A cantora não teve filhos. Na década de 1970 tornou a se casar, com o tecladista Ricardo Jr. Juntos, circularam pelo Brasil e Japão.

Em 2009, Ricardo Jr. acompanhou Dóris e Billy Blanco, em um antológico reencontro dos dois precursores da bossa nova, que excursionou por capitais do país. O casamento e a parceria artística duraram mais de 40 anos, só terminando com a morte do músico, em março de 2017.

Desde então, passou a ser acompanhada pelo pianista João Cortez e manteve agenda de shows. Durante a pandemia, foi uma das atrações do Festival Ziriguidum em Casa.

Em 2022, comemorando com um ano de adiamento os 70 anos de carreira, levou ao palco do Teatro Rival (RJ) o show "70 estações". Recebeu o Prêmio Leon Cakoff na 46ª Mostra Internacional de Cinema, que exibiu "Agulha no Palheiro" (1953).

Ao lado de elenco estelar, apresentou-se no show de lançamento do livro "História da Música Popular Brasileira", de Rodrigo Faour. Junto com Claudette Soares e Eliana Pittman, protagonizou a turnê de lançamento do LP "Divas do Sambalanço", gravado às vésperas da pandemia.

Em redes sociais, lamentou a morte de Monarco, Elza Soares, Gal Costa.
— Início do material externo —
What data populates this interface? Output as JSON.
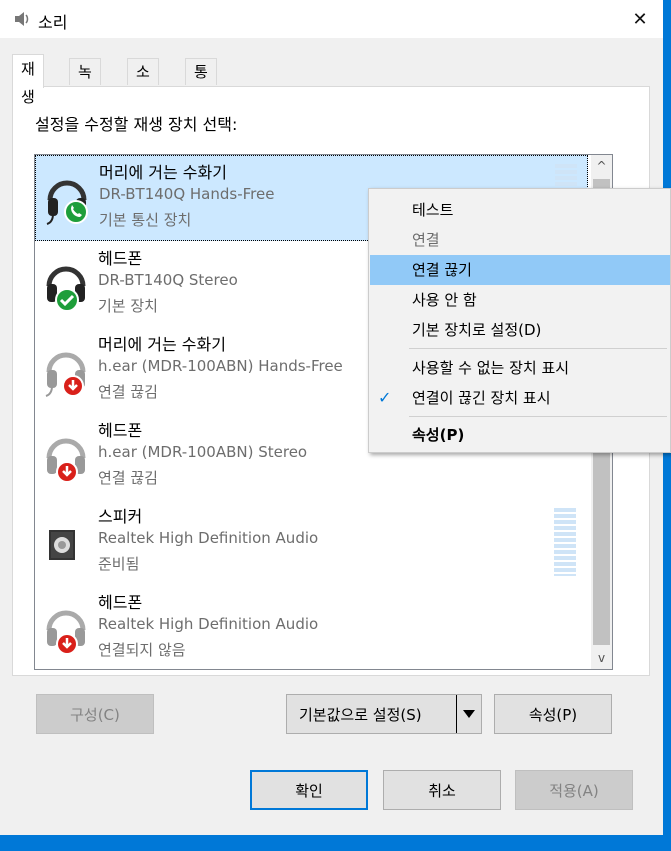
{
  "window": {
    "title": "소리",
    "close_symbol": "✕"
  },
  "tabs": [
    "재생",
    "녹음",
    "소리",
    "통신"
  ],
  "instruction": "설정을 수정할 재생 장치 선택:",
  "devices": [
    {
      "name": "머리에 거는 수화기",
      "desc": "DR-BT140Q Hands-Free",
      "status": "기본 통신 장치"
    },
    {
      "name": "헤드폰",
      "desc": "DR-BT140Q Stereo",
      "status": "기본 장치"
    },
    {
      "name": "머리에 거는 수화기",
      "desc": "h.ear (MDR-100ABN) Hands-Free",
      "status": "연결 끊김"
    },
    {
      "name": "헤드폰",
      "desc": "h.ear (MDR-100ABN) Stereo",
      "status": "연결 끊김"
    },
    {
      "name": "스피커",
      "desc": "Realtek High Definition Audio",
      "status": "준비됨"
    },
    {
      "name": "헤드폰",
      "desc": "Realtek High Definition Audio",
      "status": "연결되지 않음"
    }
  ],
  "scrollbar": {
    "up": "^",
    "down": "v"
  },
  "buttons": {
    "configure": "구성(C)",
    "set_default": "기본값으로 설정(S)",
    "properties": "속성(P)",
    "ok": "확인",
    "cancel": "취소",
    "apply": "적용(A)"
  },
  "context_menu": {
    "test": "테스트",
    "connect": "연결",
    "disconnect": "연결 끊기",
    "disable": "사용 안 함",
    "set_default": "기본 장치로 설정(D)",
    "show_disabled": "사용할 수 없는 장치 표시",
    "show_disconnected": "연결이 끊긴 장치 표시",
    "properties": "속성(P)",
    "check_symbol": "✓"
  },
  "colors": {
    "selection": "#cce8ff",
    "menu_highlight": "#91c9f7",
    "accent": "#0078d7",
    "status_green": "#1e9e3a",
    "status_red": "#d9201a"
  }
}
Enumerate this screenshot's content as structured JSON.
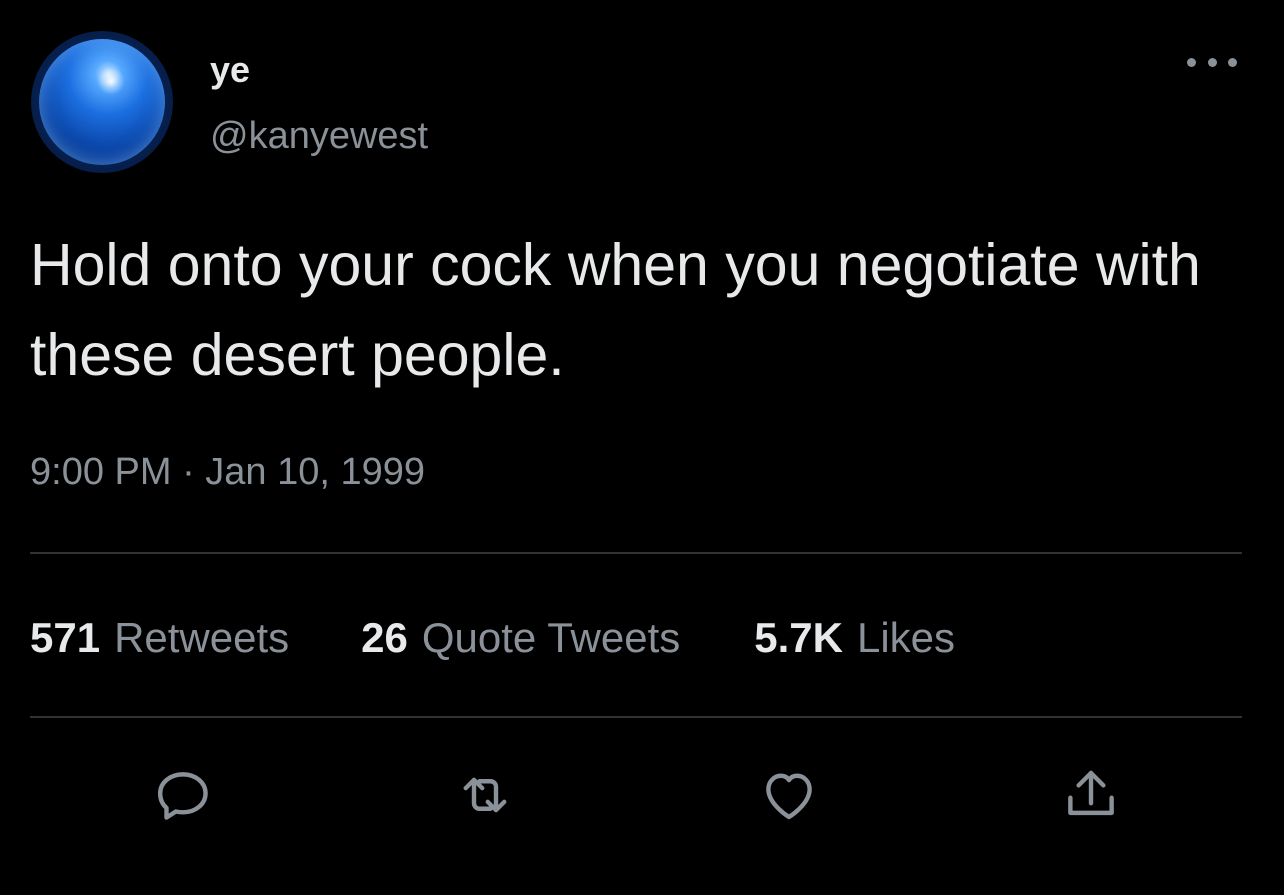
{
  "user": {
    "display_name": "ye",
    "handle": "@kanyewest",
    "avatar_icon": "blue-orb-avatar"
  },
  "tweet": {
    "text": "Hold onto your cock when you negotiate with these desert people.",
    "timestamp": "9:00 PM · Jan 10, 1999"
  },
  "stats": [
    {
      "count": "571",
      "label": "Retweets"
    },
    {
      "count": "26",
      "label": "Quote Tweets"
    },
    {
      "count": "5.7K",
      "label": "Likes"
    }
  ],
  "actions": [
    {
      "icon": "reply-icon"
    },
    {
      "icon": "retweet-icon"
    },
    {
      "icon": "like-icon"
    },
    {
      "icon": "share-icon"
    }
  ],
  "colors": {
    "background": "#000000",
    "primary_text": "#e7e9ea",
    "secondary_text": "#8b9198",
    "divider": "#2f3336"
  }
}
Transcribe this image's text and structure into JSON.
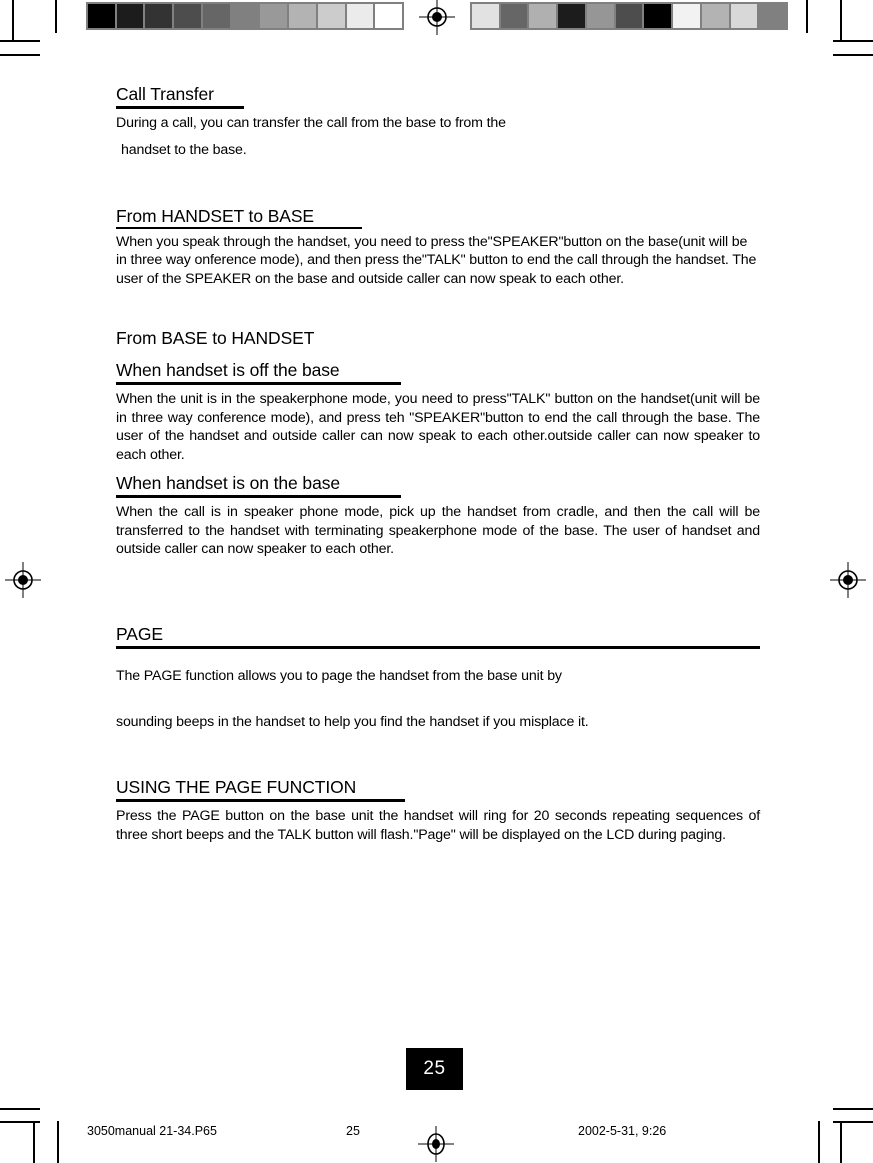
{
  "document": {
    "page_badge_number": "25",
    "calibration_bars": {
      "left_label": "grayscale-step-wedge",
      "left_swatches": [
        "#000000",
        "#1c1c1c",
        "#333333",
        "#4d4d4d",
        "#666666",
        "#808080",
        "#999999",
        "#b3b3b3",
        "#cccccc",
        "#ebebeb",
        "#ffffff"
      ],
      "right_label": "grayscale-random-patches",
      "right_swatches": [
        "#e2e2e2",
        "#666666",
        "#b0b0b0",
        "#1c1c1c",
        "#969696",
        "#4d4d4d",
        "#000000",
        "#f2f2f2",
        "#b3b3b3",
        "#d8d8d8",
        "#808080"
      ]
    },
    "footer": {
      "file_name": "3050manual 21-34.P65",
      "page_number": "25",
      "timestamp": "2002-5-31, 9:26"
    }
  },
  "content": {
    "call_transfer": {
      "heading": "Call Transfer",
      "intro_line_1": "During a call, you can transfer the call from the base to from the",
      "intro_line_2": "handset to the base."
    },
    "handset_to_base": {
      "heading": "From HANDSET to BASE",
      "body": "When you speak through the handset, you need to press the\"SPEAKER\"button on the base(unit will be in three way onference mode), and then press the\"TALK\" button to end the call through the handset. The user of the SPEAKER on the base and outside caller can now speak to each other."
    },
    "base_to_handset": {
      "heading": "From BASE to  HANDSET",
      "off_base": {
        "heading": "When handset is off the base",
        "body": "When the unit is in the speakerphone mode, you need to press\"TALK\" button on the handset(unit will be in three way conference mode), and press teh \"SPEAKER\"button to end the call through the base. The user of the handset and outside caller can now speak to each other.outside caller can now speaker to each other."
      },
      "on_base": {
        "heading": "When handset is on the base",
        "body": "When the call is in speaker phone mode, pick up the handset from cradle, and then the call will be transferred to the  handset with terminating speakerphone mode of the base. The user of handset and outside caller can now speaker to each other."
      }
    },
    "page_function": {
      "heading": "PAGE",
      "intro_line_1": "The PAGE function allows you to page the handset from the base unit by",
      "intro_line_2": "sounding beeps in the handset to help you find the handset if you misplace it.",
      "using": {
        "heading": "USING THE PAGE FUNCTION",
        "body": "Press the PAGE button on the base unit the handset will ring for 20 seconds repeating sequences of three short beeps and the TALK button will flash.\"Page\" will be displayed on the LCD during paging."
      }
    }
  }
}
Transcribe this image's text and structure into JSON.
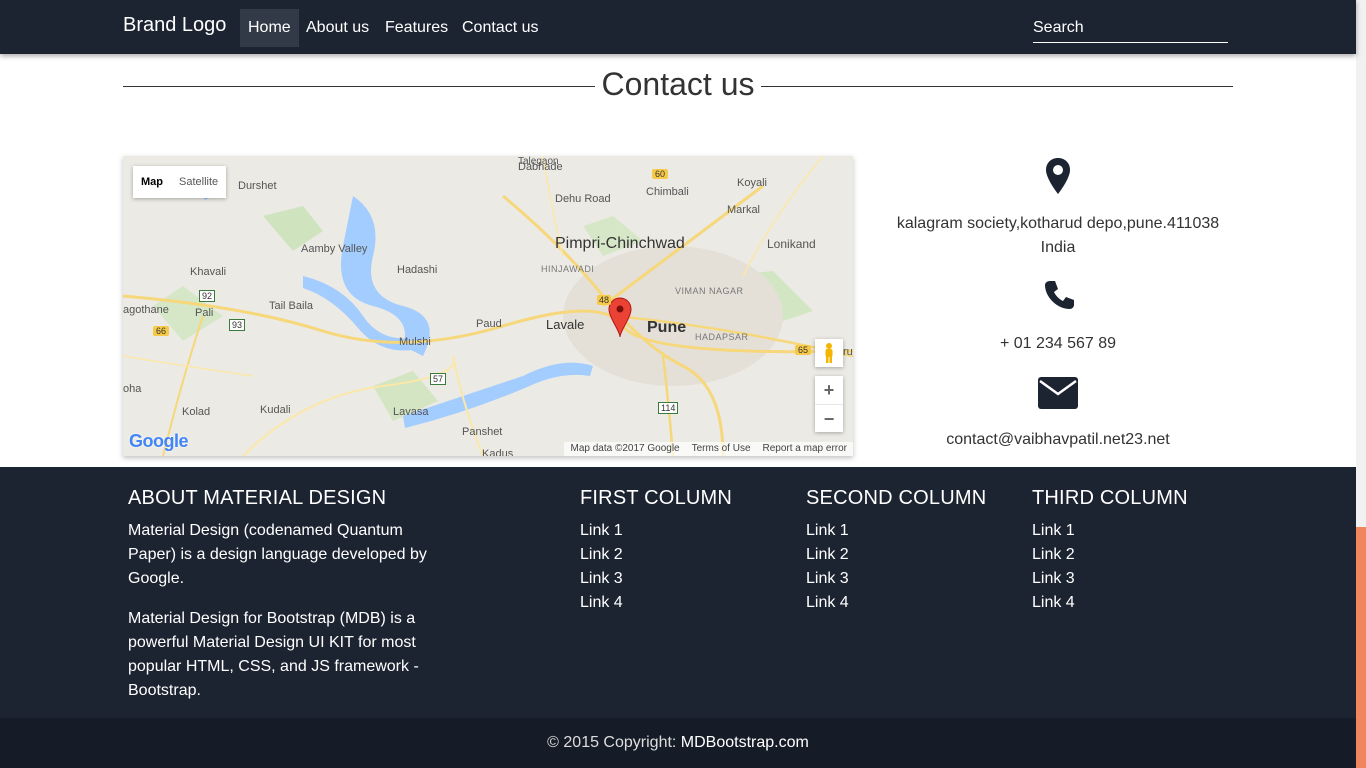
{
  "navbar": {
    "brand": "Brand Logo",
    "items": [
      {
        "label": "Home",
        "active": true
      },
      {
        "label": "About us"
      },
      {
        "label": "Features"
      },
      {
        "label": "Contact us"
      }
    ],
    "search_placeholder": "Search"
  },
  "section": {
    "title": "Contact us"
  },
  "map": {
    "type_map": "Map",
    "type_satellite": "Satellite",
    "zoom_in": "+",
    "zoom_out": "−",
    "logo": "Google",
    "attribution": [
      "Map data ©2017 Google",
      "Terms of Use",
      "Report a map error"
    ],
    "labels": {
      "pimpri": "Pimpri-Chinchwad",
      "pune": "Pune",
      "lavale": "Lavale",
      "paud": "Paud",
      "mulshi": "Mulshi",
      "lavasa": "Lavasa",
      "panshet": "Panshet",
      "kudali": "Kudali",
      "kolad": "Kolad",
      "durshet": "Durshet",
      "aamby": "Aamby Valley",
      "khavali": "Khavali",
      "hadashi": "Hadashi",
      "tailbaila": "Tail Baila",
      "pali": "Pali",
      "agothane": "agothane",
      "dehuroad": "Dehu Road",
      "chimbali": "Chimbali",
      "koyali": "Koyali",
      "markal": "Markal",
      "lonikand": "Lonikand",
      "dabhade": "Dabhade",
      "talegaon": "Talegaon",
      "hinjawadi": "HINJAWADI",
      "vimannagar": "VIMAN NAGAR",
      "hadapsar": "HADAPSAR",
      "kadus": "Kadus",
      "roha": "oha",
      "ru": "ru"
    },
    "shields": [
      "60",
      "92",
      "66",
      "93",
      "48",
      "57",
      "114",
      "65"
    ]
  },
  "contact": {
    "address_line1": "kalagram society,kotharud depo,pune.411038",
    "address_line2": "India",
    "phone": "+ 01 234 567 89",
    "email": "contact@vaibhavpatil.net23.net"
  },
  "footer": {
    "about_title": "ABOUT MATERIAL DESIGN",
    "about_p1": "Material Design (codenamed Quantum Paper) is a design language developed by Google.",
    "about_p2": "Material Design for Bootstrap (MDB) is a powerful Material Design UI KIT for most popular HTML, CSS, and JS framework - Bootstrap.",
    "columns": [
      {
        "title": "FIRST COLUMN",
        "links": [
          "Link 1",
          "Link 2",
          "Link 3",
          "Link 4"
        ]
      },
      {
        "title": "SECOND COLUMN",
        "links": [
          "Link 1",
          "Link 2",
          "Link 3",
          "Link 4"
        ]
      },
      {
        "title": "THIRD COLUMN",
        "links": [
          "Link 1",
          "Link 2",
          "Link 3",
          "Link 4"
        ]
      }
    ],
    "copyright_prefix": "© 2015 Copyright: ",
    "copyright_link": "MDBootstrap.com"
  },
  "colors": {
    "navbar": "#1c2331",
    "footer_bottom": "#161c27",
    "scroll_thumb": "#f0855e"
  }
}
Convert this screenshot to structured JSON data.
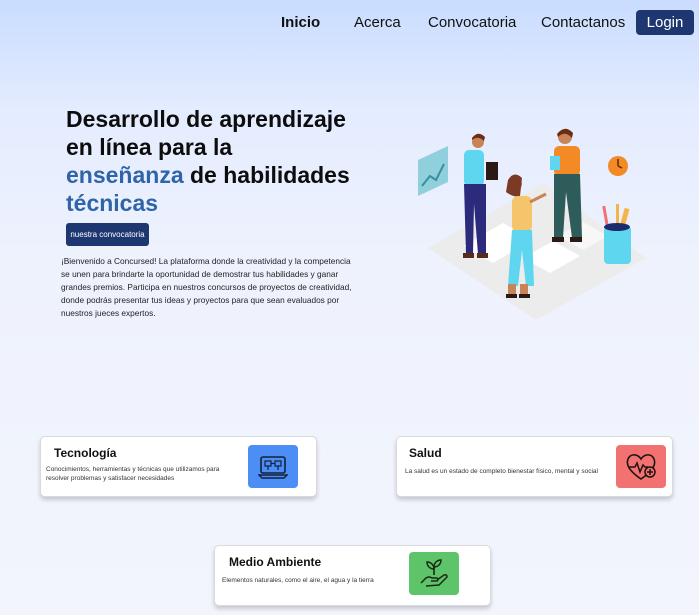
{
  "nav": {
    "items": [
      {
        "label": "Inicio",
        "active": true
      },
      {
        "label": "Acerca",
        "active": false
      },
      {
        "label": "Convocatoria",
        "active": false
      },
      {
        "label": "Contactanos",
        "active": false
      }
    ],
    "login_label": "Login"
  },
  "hero": {
    "title_part1": "Desarrollo de aprendizaje en línea para la ",
    "title_hl1": "enseñanza",
    "title_part2": " de habilidades ",
    "title_hl2": "técnicas",
    "cta_label": "nuestra convocatoria",
    "description": "¡Bienvenido a Concursed! La plataforma donde la creatividad y la competencia se unen para brindarte la oportunidad de demostrar tus habilidades y ganar grandes premios. Participa en nuestros concursos de proyectos de creatividad, donde podrás presentar tus ideas y proyectos para que sean evaluados por nuestros jueces expertos."
  },
  "categories": [
    {
      "title": "Tecnología",
      "description": "Conocimientos, herramientas y técnicas que utilizamos para resolver problemas y satisfacer necesidades",
      "icon": "technology-icon",
      "color": "#4c8ef5"
    },
    {
      "title": "Salud",
      "description": "La salud es un estado de completo bienestar físico, mental y social",
      "icon": "health-heart-icon",
      "color": "#f27272"
    },
    {
      "title": "Medio Ambiente",
      "description": "Elementos naturales, como el aire, el agua y la tierra",
      "icon": "plant-hand-icon",
      "color": "#5ec46a"
    }
  ],
  "colors": {
    "primary": "#1e3770",
    "accent": "#2f64a8"
  }
}
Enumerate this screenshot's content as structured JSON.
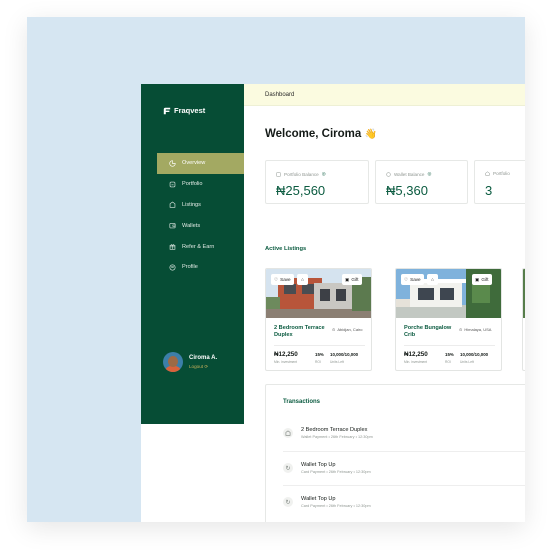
{
  "app": {
    "brand": "Fraqvest",
    "breadcrumb": "Dashboard",
    "welcome": "Welcome, Ciroma",
    "wave": "👋"
  },
  "sidebar": {
    "items": [
      {
        "label": "Overview",
        "icon": "overview-icon",
        "active": true
      },
      {
        "label": "Portfolio",
        "icon": "portfolio-icon"
      },
      {
        "label": "Listings",
        "icon": "listings-icon"
      },
      {
        "label": "Wallets",
        "icon": "wallet-icon"
      },
      {
        "label": "Refer & Earn",
        "icon": "gift-icon"
      },
      {
        "label": "Profile",
        "icon": "profile-icon"
      }
    ],
    "user": {
      "name": "Ciroma A.",
      "logout": "Logout"
    }
  },
  "stats": [
    {
      "label": "Portfolio Balance",
      "value": "₦25,560",
      "icon": "portfolio-icon"
    },
    {
      "label": "Wallet Balance",
      "value": "₦5,360",
      "icon": "wallet-icon"
    },
    {
      "label": "Portfolio",
      "value": "3",
      "icon": "home-icon"
    }
  ],
  "listings_title": "Active Listings",
  "listings": [
    {
      "title": "2 Bedroom Terrace Duplex",
      "location": "Abidjan, Cairo",
      "price": "₦12,250",
      "price_sub": "Min. investment",
      "roi": "15%",
      "roi_sub": "ROI",
      "units": "10,000/10,000",
      "units_sub": "Units Left",
      "save": "Save",
      "gift": "Gift"
    },
    {
      "title": "Porche Bungalow Crib",
      "location": "Himalaya, USA",
      "price": "₦12,250",
      "price_sub": "Min. investment",
      "roi": "15%",
      "roi_sub": "ROI",
      "units": "10,000/10,000",
      "units_sub": "Units Left",
      "save": "Save",
      "gift": "Gift"
    }
  ],
  "transactions": {
    "title": "Transactions",
    "rows": [
      {
        "name": "2 Bedroom Terrace Duplex",
        "type": "Wallet Payment",
        "date": "26th February",
        "time": "12:30pm",
        "icon": "home-icon"
      },
      {
        "name": "Wallet Top Up",
        "type": "Card Payment",
        "date": "26th February",
        "time": "12:30pm",
        "icon": "refresh-icon"
      },
      {
        "name": "Wallet Top Up",
        "type": "Card Payment",
        "date": "26th February",
        "time": "12:30pm",
        "icon": "refresh-icon"
      }
    ]
  },
  "colors": {
    "sidebar_bg": "#064d35",
    "active_item": "#a3a962",
    "brand_green": "#0b5b40",
    "topbar_bg": "#fbfbe0",
    "canvas_bg": "#d6e6f2"
  }
}
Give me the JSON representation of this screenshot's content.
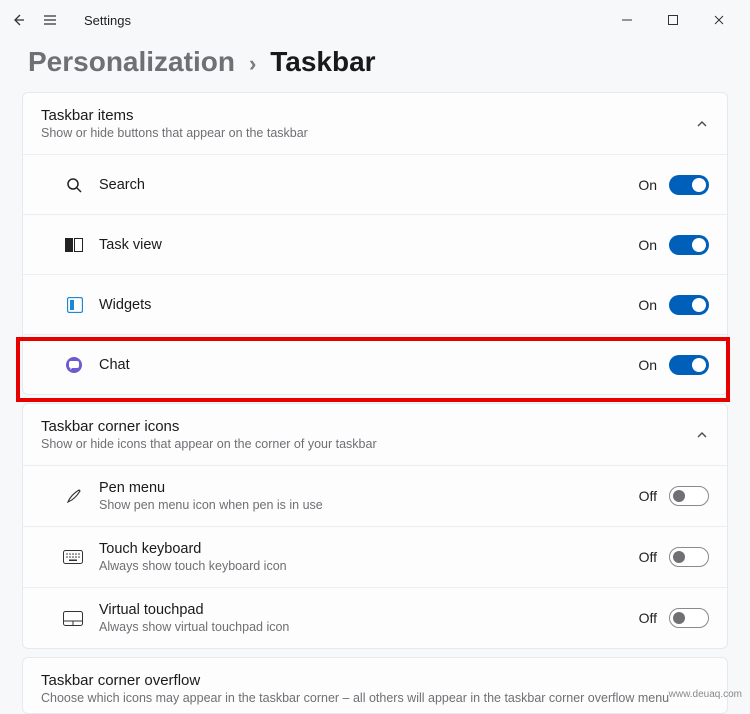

Gravou, usando máscara, um vídeo exortando à vacinação contra a Covid-19. Publicou um texto indignado sobre as comemorações oficiais do 7 de setembro, em que afirmava "se é ou não imbrochável não sei e nem me interessa". Na continuação do desabafo, cunhou um novo adjetivo, "sei que é invotável".

Um pouco antes, em agosto, declarara a Pedro Bial que se considerava pessoa de muita sorte, nada havia a lamentar e que "saudade, mesmo, eu tenho é de me apaixonar".